日期: 1 January 2013
Horizon 2020 is the EU flagship initiative to succeed the EU framework programmes. With budget of €80 billion available over 7 years (2014 to 2020) this new research and innovation programme is part of the drive to create new jobs and growth in the European industry.
The headline budget is slightly increased from the EU10.8 billion p.a. under FP7, but it encompasses programs previously funded separately. It combines all the funding previously provided through:
Horizon 2020 is intended to introduce simplification through a single set of rules.
Smaller consortia but more diverse
Whereas, under FP7, four entities needed to get together to secure funding (at least two from different EU states or contributing associated countries), under Horizon 2020, only three entities need to collaborate, but they must be from different Member States or associated countries (Regulation (EU) No 1290/2013, Art. 1).
As under the Framework Programs, results (previously called "foreground" in FP7 and before that "knowledge" in FP6) will be the property of the participant generating the results, and joint results will be jointly owned and, if no other agreement is reached between the participants, each joint owner shall be entitled to grant non-exclusive licences to third parties, without any right to sublicense (Art. 41).

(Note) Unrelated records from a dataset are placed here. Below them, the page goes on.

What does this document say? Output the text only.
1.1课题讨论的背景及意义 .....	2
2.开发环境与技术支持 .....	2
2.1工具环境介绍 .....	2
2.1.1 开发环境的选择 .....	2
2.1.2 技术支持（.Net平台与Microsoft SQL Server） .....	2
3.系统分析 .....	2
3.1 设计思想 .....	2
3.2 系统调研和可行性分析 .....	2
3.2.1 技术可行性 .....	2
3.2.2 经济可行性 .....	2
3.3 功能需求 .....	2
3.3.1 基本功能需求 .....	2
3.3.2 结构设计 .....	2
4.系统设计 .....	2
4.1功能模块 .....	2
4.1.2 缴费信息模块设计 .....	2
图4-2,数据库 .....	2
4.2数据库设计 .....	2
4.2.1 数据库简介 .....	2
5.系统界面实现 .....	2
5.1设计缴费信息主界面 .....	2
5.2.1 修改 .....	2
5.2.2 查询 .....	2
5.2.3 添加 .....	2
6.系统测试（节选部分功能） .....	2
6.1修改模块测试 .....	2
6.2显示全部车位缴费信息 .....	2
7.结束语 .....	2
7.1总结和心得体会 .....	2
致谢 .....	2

Participants must examine the possibility of protecting their results and, if "possible, reasonable and justified" must protect the results for an appropriate period and across appropriate territory or inform the Commission or relevant funding body otherwise before disseminating the results (Art. 42). The same applies if the relevant patent or patent application is abandoned within 5 years of final funding for reasons other than lack of potential for exploitation.
Patent applications must include a statement that the action giving rise to the results received EU funding (Art. 43).

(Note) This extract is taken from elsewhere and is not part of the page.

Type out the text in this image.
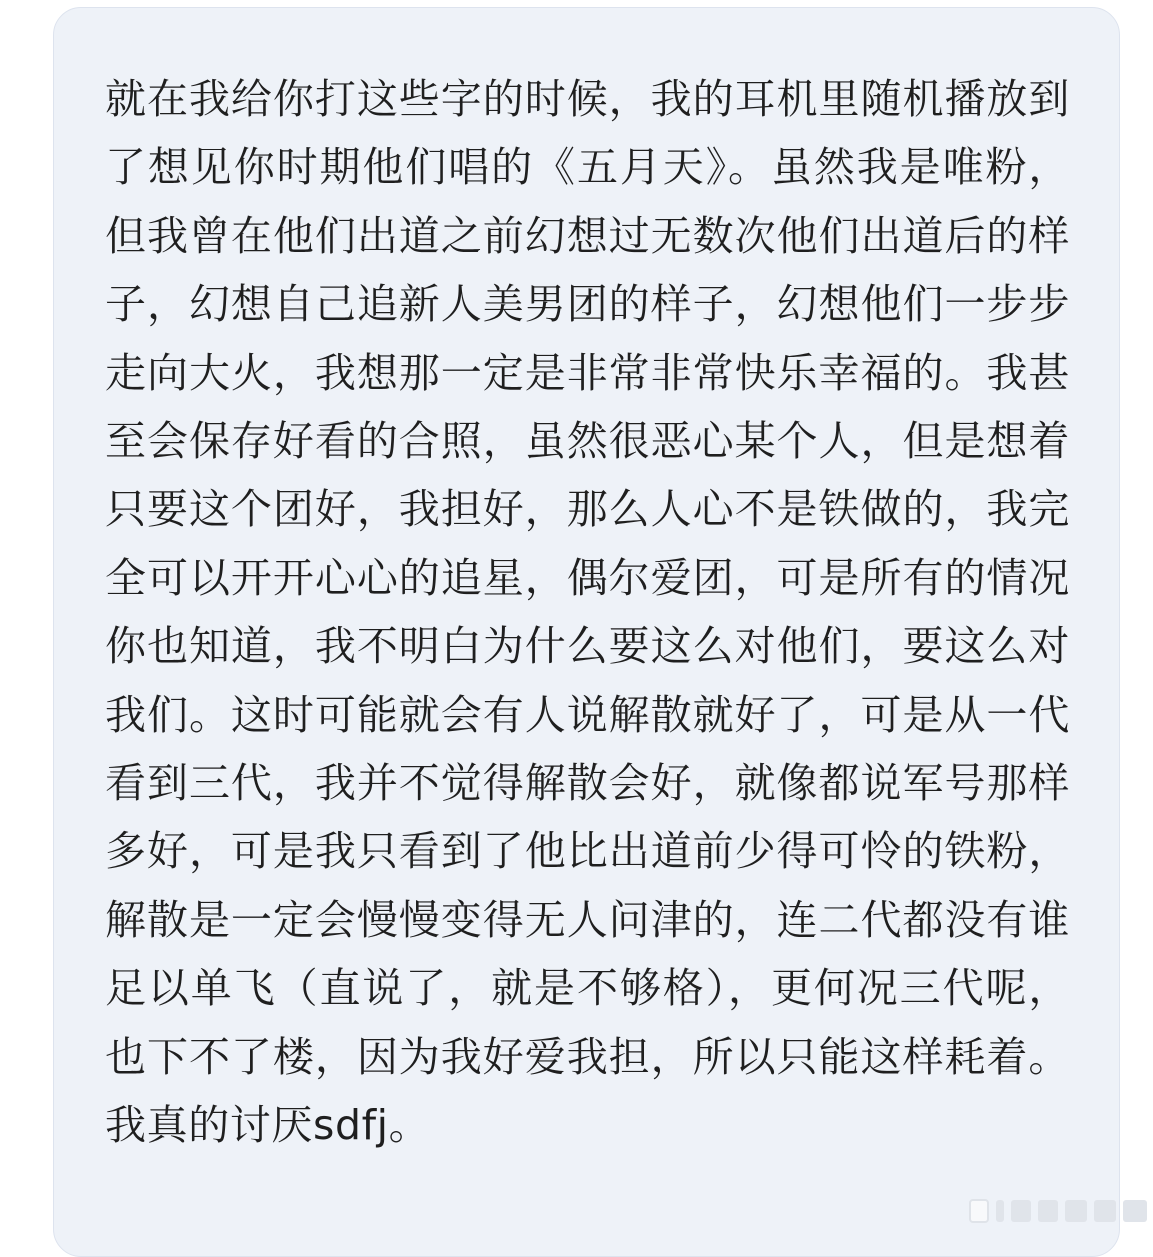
就在我给你打这些字的时候，我的耳机里随机播放到了想见你时期他们唱的《五月天》。虽然我是唯粉，但我曾在他们出道之前幻想过无数次他们出道后的样子，幻想自己追新人美男团的样子，幻想他们一步步走向大火，我想那一定是非常非常快乐幸福的。我甚至会保存好看的合照，虽然很恶心某个人，但是想着只要这个团好，我担好，那么人心不是铁做的，我完全可以开开心心的追星，偶尔爱团，可是所有的情况你也知道，我不明白为什么要这么对他们，要这么对我们。这时可能就会有人说解散就好了，可是从一代看到三代，我并不觉得解散会好，就像都说军号那样多好，可是我只看到了他比出道前少得可怜的铁粉，解散是一定会慢慢变得无人问津的，连二代都没有谁足以单飞（直说了，就是不够格），更何况三代呢，也下不了楼，因为我好爱我担，所以只能这样耗着。我真的讨厌sdfj。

As before, access rights for use of results, as well as essential background, can be granted under fair and reasonable conditions (references to royalty-free access have been removed), and there is no time limit for agreement on terms.
This allows participants such as universities, who may not have the possibility to exploit their results directly, great flexibility for negotiating licensing terms.
Universities do not have to set licensing terms up-front
Under earlier (FP6) rules, access rights for use of the results of a project were royalty-free unless otherwise agreed before signature. Under present rules, provided universities do not sign away these access rights at the time of entering into a consortium agreement, there is an opportunity for a revenue stream from background as well as from results. It is all the more important that background is protected before entering into the project, and universities may seek to enter projects in which protected background can be developed.